No hay ninguna diferencia entre borrachera e insomnio, en ambos casos el resultado es el mismo. A simple vista, uno podría confundir lo uno con lo otro y viceversa, pero el caso es que cuando dos estados, de por sí opuestos, confluyen en un mismo lugar, las cosas se convierten en algo intermedio, en algo vago donde no se está en ningún lado. Por tanto, él presumirá vivir en ese espacio que está fuera del espacio, invisible e incomprensible para los demás, inmerso y disuelto en una especie de esquina donde
ve pasar el tiempo como un caudal de ruidos herrumbrosos.
Se preocupa menos por el orden de la casa y concentra toda su atención al espacio que habita, a su pequeño cuarto que cada vez más se parece a un hueco sombrío, a un tajo que subsiste dentro la linealidad del tiempo, el cual, de forma inexpugnable, comulga con el desorden de sus pensamientos. Aun sabiendo que ha hecho de su pieza un bastión seguro, se siente inofensivo ante el delicado aspecto que muestra su esposa que, de un instante a otro, se ha puesto más propensa a gimotear cuando necesita algo de ayuda. La ve gorda y vulnerable, presa de sus propios lamentos, a punto de reventar en trocitos impregnados de nociva delación; como si el pecado de su ignorancia fuera un pretexto o artimaña, una mancha indisoluble, por la cual será castigado después.
Tal vez porque entiende poco o nada de lo que sucede o acontecerá, debido a su limitado y torpe accionar, sin duda, le han obligado a renunciar, de forma onerosa, a la compañía de su esposa. Ella, sin recato ni donaire alguno, también lo ha empujado a convivir en el destierro absoluto, negándole los mimos y el derecho a acercársele. Vive arrinconado en su remota pieza que se alza en medio de la
oscuridad, donde los maullidos de ron Damón espantan la soledad de sus noches.
No obstante, las cosas están por empeorar y todo porque le será imposible soportar el llanto del niño que, en pocos meses, pasará de ser un bulto en la barriga a ser una máquina de ruidos y pañales.

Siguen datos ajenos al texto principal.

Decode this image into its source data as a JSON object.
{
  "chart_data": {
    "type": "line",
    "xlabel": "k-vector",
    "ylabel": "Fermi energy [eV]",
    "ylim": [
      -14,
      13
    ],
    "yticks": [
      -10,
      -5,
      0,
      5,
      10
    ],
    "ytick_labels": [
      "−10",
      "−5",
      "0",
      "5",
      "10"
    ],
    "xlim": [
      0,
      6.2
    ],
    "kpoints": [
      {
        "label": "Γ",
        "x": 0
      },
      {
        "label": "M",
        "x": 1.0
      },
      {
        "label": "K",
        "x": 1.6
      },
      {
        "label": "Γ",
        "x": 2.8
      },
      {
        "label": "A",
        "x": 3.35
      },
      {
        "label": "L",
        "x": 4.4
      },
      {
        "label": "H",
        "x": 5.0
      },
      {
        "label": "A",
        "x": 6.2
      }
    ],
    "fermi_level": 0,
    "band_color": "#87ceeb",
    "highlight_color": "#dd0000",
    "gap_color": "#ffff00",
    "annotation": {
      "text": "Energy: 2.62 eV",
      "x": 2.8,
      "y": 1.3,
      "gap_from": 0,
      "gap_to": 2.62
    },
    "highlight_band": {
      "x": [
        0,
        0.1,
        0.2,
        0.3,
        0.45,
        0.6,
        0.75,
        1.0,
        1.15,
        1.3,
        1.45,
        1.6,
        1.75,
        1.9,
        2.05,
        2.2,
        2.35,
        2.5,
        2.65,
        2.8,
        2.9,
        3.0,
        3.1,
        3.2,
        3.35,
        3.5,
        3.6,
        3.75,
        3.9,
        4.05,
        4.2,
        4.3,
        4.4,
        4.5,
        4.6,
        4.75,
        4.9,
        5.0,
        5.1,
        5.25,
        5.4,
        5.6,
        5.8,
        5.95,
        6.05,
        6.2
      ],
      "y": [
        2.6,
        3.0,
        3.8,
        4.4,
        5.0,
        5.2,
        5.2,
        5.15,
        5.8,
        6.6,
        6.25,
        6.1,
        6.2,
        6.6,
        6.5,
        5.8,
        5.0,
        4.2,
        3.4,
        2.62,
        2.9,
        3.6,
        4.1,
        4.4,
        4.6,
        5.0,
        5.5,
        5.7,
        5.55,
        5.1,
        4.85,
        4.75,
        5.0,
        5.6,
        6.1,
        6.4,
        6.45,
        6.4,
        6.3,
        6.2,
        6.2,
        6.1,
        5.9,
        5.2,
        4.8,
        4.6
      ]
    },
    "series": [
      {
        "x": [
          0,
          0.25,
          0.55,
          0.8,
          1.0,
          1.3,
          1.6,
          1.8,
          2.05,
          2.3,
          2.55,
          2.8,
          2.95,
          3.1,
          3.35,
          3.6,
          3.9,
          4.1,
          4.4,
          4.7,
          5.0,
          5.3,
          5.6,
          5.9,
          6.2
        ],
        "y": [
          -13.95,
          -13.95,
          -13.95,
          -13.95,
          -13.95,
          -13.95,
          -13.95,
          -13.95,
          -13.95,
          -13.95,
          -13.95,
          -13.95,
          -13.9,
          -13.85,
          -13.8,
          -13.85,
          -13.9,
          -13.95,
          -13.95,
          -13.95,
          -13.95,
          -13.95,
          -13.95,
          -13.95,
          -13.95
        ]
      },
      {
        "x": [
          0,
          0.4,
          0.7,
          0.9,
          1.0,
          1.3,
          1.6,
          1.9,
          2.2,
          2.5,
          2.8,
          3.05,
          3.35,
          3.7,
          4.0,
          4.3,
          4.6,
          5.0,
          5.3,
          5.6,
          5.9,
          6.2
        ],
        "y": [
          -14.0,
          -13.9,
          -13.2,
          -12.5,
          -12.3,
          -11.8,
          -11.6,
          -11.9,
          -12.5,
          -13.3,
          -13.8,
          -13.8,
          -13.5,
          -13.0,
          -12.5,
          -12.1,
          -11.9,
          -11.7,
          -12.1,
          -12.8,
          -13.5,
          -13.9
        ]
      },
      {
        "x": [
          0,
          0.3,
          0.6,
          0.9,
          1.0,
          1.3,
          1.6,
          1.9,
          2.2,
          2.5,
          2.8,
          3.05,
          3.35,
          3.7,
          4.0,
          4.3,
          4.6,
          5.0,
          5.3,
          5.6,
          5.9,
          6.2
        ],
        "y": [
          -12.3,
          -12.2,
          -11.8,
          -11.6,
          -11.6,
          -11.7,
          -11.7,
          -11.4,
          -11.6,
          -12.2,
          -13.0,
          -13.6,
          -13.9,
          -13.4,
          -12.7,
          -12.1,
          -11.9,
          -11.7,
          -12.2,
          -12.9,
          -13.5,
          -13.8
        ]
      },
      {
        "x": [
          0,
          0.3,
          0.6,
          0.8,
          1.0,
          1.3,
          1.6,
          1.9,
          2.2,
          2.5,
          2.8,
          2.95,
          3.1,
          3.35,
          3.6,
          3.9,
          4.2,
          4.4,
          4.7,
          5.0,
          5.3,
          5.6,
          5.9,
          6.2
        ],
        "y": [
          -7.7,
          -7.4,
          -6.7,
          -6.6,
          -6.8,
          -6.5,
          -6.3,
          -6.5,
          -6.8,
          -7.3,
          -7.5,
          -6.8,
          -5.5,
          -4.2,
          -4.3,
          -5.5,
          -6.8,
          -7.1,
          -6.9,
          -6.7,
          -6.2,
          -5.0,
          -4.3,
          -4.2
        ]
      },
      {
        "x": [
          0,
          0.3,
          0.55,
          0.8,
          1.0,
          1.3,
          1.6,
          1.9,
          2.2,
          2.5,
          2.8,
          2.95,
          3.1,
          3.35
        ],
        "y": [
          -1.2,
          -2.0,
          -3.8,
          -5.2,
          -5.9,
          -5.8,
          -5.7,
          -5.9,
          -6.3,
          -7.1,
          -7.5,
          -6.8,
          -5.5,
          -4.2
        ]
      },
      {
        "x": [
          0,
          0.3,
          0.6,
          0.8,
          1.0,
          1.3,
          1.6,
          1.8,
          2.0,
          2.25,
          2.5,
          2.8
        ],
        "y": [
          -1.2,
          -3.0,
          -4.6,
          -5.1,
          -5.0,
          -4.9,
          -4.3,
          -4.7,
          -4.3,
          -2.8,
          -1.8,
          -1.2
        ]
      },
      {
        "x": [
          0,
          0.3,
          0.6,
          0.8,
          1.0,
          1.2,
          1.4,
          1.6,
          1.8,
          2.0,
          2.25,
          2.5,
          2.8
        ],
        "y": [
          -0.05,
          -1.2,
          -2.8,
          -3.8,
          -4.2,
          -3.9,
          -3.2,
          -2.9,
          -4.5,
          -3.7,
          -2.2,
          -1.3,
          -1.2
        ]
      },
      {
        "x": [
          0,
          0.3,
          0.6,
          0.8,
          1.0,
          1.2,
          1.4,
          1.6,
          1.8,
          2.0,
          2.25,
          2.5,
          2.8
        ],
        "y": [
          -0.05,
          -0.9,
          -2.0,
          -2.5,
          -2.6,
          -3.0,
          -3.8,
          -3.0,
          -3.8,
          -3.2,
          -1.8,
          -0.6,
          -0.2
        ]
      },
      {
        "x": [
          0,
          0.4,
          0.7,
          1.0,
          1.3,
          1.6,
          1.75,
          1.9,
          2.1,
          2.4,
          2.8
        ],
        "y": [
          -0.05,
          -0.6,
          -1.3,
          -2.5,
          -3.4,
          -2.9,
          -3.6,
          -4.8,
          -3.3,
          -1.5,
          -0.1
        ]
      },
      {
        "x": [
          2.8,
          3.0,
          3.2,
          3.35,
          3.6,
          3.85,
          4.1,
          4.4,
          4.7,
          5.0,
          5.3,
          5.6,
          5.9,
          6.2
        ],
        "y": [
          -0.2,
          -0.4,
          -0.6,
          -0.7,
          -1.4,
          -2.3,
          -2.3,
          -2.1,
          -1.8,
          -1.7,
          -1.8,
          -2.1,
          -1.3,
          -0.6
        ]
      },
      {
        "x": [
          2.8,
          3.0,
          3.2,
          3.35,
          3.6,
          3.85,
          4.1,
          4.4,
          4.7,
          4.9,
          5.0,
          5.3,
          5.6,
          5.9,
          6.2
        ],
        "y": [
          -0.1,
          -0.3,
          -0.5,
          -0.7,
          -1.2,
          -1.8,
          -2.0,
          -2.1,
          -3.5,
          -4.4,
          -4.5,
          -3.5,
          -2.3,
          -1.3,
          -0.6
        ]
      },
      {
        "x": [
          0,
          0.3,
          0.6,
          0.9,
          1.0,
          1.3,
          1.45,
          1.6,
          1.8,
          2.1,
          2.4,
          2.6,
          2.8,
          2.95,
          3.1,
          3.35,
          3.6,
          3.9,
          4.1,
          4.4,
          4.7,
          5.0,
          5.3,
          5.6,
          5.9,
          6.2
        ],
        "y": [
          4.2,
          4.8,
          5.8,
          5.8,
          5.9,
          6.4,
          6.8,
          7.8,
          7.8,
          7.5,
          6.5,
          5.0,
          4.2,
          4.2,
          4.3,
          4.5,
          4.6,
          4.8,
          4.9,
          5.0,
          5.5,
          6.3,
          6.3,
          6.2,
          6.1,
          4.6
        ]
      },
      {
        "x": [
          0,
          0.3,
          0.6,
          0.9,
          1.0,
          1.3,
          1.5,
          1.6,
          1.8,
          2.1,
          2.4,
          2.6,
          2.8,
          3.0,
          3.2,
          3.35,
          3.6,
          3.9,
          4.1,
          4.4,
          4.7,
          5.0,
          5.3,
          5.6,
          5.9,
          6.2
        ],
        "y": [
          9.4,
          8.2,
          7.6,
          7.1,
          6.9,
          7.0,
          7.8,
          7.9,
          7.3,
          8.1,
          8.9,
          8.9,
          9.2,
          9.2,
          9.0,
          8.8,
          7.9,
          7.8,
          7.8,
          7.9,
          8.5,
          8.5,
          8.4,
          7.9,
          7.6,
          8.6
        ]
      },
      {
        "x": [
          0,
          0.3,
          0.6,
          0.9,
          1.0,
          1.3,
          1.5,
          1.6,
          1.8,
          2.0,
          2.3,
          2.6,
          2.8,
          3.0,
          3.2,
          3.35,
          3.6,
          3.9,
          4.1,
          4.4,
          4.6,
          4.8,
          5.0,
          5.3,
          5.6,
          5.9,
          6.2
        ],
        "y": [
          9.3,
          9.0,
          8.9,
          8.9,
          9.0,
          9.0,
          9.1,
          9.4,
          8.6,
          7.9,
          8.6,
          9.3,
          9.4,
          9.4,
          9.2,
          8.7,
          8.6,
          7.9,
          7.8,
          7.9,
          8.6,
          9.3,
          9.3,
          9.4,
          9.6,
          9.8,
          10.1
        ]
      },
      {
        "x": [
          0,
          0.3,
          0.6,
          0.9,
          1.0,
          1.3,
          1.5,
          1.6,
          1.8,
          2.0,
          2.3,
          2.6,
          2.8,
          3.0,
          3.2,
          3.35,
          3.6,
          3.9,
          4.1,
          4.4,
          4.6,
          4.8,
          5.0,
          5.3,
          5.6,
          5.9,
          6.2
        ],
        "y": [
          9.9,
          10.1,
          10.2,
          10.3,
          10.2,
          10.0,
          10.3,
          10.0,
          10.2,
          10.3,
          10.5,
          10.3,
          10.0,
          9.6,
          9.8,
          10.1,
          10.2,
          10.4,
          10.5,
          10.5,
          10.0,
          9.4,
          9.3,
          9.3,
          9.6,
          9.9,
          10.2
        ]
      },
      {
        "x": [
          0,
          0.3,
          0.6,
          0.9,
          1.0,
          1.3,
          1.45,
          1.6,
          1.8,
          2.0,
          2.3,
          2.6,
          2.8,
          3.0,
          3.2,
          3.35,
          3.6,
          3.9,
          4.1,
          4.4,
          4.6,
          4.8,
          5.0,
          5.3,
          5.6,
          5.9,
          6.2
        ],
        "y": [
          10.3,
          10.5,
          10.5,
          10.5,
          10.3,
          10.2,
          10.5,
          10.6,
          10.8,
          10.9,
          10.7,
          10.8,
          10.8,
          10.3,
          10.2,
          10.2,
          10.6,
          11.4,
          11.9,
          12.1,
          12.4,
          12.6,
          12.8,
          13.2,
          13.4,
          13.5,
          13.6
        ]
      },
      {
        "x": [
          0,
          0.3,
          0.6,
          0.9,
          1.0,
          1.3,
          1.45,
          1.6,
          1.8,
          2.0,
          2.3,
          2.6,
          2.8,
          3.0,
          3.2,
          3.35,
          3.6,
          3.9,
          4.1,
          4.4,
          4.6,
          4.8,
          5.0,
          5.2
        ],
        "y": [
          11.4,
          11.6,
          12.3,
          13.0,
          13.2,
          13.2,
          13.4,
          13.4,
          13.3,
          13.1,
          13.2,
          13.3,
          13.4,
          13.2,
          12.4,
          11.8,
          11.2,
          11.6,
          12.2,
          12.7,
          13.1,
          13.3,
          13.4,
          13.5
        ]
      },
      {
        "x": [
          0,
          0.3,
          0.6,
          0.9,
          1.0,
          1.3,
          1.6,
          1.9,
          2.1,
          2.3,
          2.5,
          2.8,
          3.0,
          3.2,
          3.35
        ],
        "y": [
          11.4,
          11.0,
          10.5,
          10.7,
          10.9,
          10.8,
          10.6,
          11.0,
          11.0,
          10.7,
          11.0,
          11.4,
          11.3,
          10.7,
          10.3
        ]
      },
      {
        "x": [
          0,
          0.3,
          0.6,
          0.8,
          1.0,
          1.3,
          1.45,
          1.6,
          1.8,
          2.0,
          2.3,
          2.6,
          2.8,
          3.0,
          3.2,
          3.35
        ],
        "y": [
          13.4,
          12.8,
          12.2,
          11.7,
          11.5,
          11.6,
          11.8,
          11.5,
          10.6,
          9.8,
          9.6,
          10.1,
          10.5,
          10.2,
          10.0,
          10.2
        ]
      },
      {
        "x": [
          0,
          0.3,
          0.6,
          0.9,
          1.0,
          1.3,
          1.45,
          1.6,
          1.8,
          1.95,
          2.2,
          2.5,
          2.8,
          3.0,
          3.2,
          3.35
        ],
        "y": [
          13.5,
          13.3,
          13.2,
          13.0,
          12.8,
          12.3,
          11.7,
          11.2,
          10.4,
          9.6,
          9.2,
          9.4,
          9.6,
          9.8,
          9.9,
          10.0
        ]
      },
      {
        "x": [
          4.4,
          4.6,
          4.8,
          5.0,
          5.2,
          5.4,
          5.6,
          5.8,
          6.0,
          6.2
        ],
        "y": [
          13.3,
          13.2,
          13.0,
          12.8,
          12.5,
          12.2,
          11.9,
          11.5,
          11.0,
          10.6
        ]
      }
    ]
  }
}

La casa está llena. La madre de su esposa, quien ha llegado de improvisto a encargarse del niño y, ¿por qué no?, del aseo diario, romperá la frágil armonía que existía hasta ese momento. Aumentarán los reclamos que, al igual que la hija, la suegra se encargará de señalar a rajatabla, siendo más severa que la esposa, agarrando a escobazos al pobre ron Damón cada vez que lo sorprenda cerca o, peor aún, cada vez que lo vea merodeando por el patio. De a poco el silencio y el sonido natural de las cosas le resultarán angustiosas, los gritos y las arbitrarias reglas harán hueco en su ya deteriorada convivencia conyugal, quitándole lo único que él considera cercano y familiar: ron Damón.

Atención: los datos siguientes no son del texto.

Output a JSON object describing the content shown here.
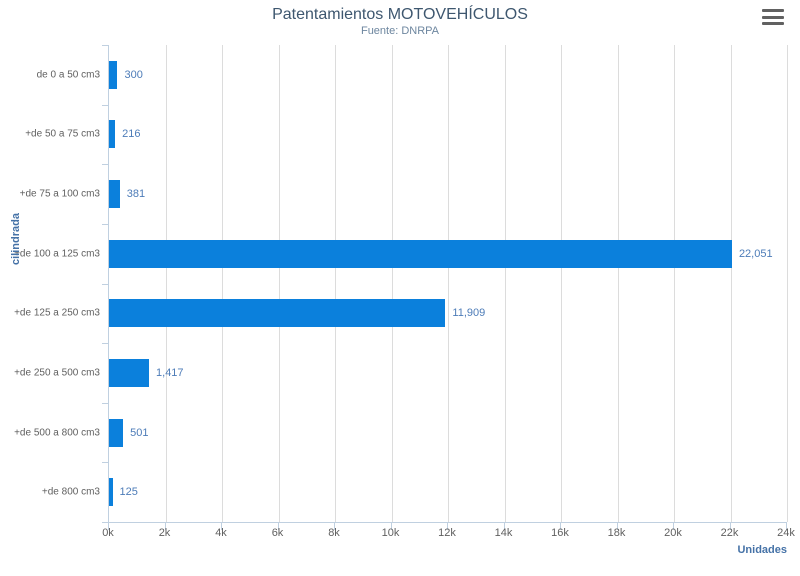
{
  "chart_data": {
    "type": "bar",
    "orientation": "horizontal",
    "title": "Patentamientos MOTOVEHÍCULOS",
    "subtitle": "Fuente: DNRPA",
    "categories": [
      "de 0 a 50 cm3",
      "+de 50 a 75 cm3",
      "+de 75 a 100 cm3",
      "+de 100 a 125 cm3",
      "+de 125 a 250 cm3",
      "+de 250 a 500 cm3",
      "+de 500 a 800 cm3",
      "+de 800 cm3"
    ],
    "values": [
      300,
      216,
      381,
      22051,
      11909,
      1417,
      501,
      125
    ],
    "value_labels": [
      "300",
      "216",
      "381",
      "22,051",
      "11,909",
      "1,417",
      "501",
      "125"
    ],
    "xlabel": "Unidades",
    "ylabel": "cilindrada",
    "xlim": [
      0,
      24000
    ],
    "x_ticks": [
      0,
      2000,
      4000,
      6000,
      8000,
      10000,
      12000,
      14000,
      16000,
      18000,
      20000,
      22000,
      24000
    ],
    "x_tick_labels": [
      "0k",
      "2k",
      "4k",
      "6k",
      "8k",
      "10k",
      "12k",
      "14k",
      "16k",
      "18k",
      "20k",
      "22k",
      "24k"
    ],
    "grid": true,
    "legend": false,
    "colors": {
      "bar": "#0b80dc",
      "title": "#3e576f",
      "subtitle": "#6d869f",
      "axis_title": "#4572a7",
      "value_label": "#4d7cb8",
      "tick_label": "#606060",
      "category_label": "#606060",
      "grid_line": "#dcdcdc",
      "axis_line": "#c0d0e0"
    },
    "menu_icon": "hamburger-menu-icon"
  }
}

Su indolencia irá en picada, cayendo a niveles inexorables, de modo que preferirá pasar más tiempo fuera, dejando que el niño —al cual creyó su salvación, su punto de inflexión para revertir su incomprensiva realidad— pase a segundo plano, a un mero recuerdo fantasmal. Ambos, ron Damón y él, irán ausentándose cada vez del lugar. Aparecerán de días, incluso de semanas; vagarán como dos parias buscando un lugar donde pasar su tiempo, cada uno a su manera, arropados por la soledad de la vida.
Sin embargo, uno de esos días en que los dos confluirán dentro la casa, él medio borracho y ron Damón medio asustado, pasarán su última noche juntos porque a la mañana siguiente, cuando él salga a orinar y vea la ventana del comedor abierta de par en par, por fin comprenderá lo que tanto le hace falta. Entonces, la mañana se hará noche y la noche se hará oscura y se abrirá como una flor urgida de rocío. Ron Damón estará lejos, abriendo el sendero que deberá seguir. Amanecerá y el día será frío, una densa nieve caerá y cubrirá la ciudad; la esposa, que durante las últimas semanas habrá estado convaleciente y al cuidado de su madre, se levantará y se dirigirá al baño y, mientras cruce el comedor, se dará cuenta de que una de las ventanas estará abierta. Se acercará para cerrarla, pero una ráfaga helada le golpeará el rostro haciendo que recuerde un calor que ya nunca volverá.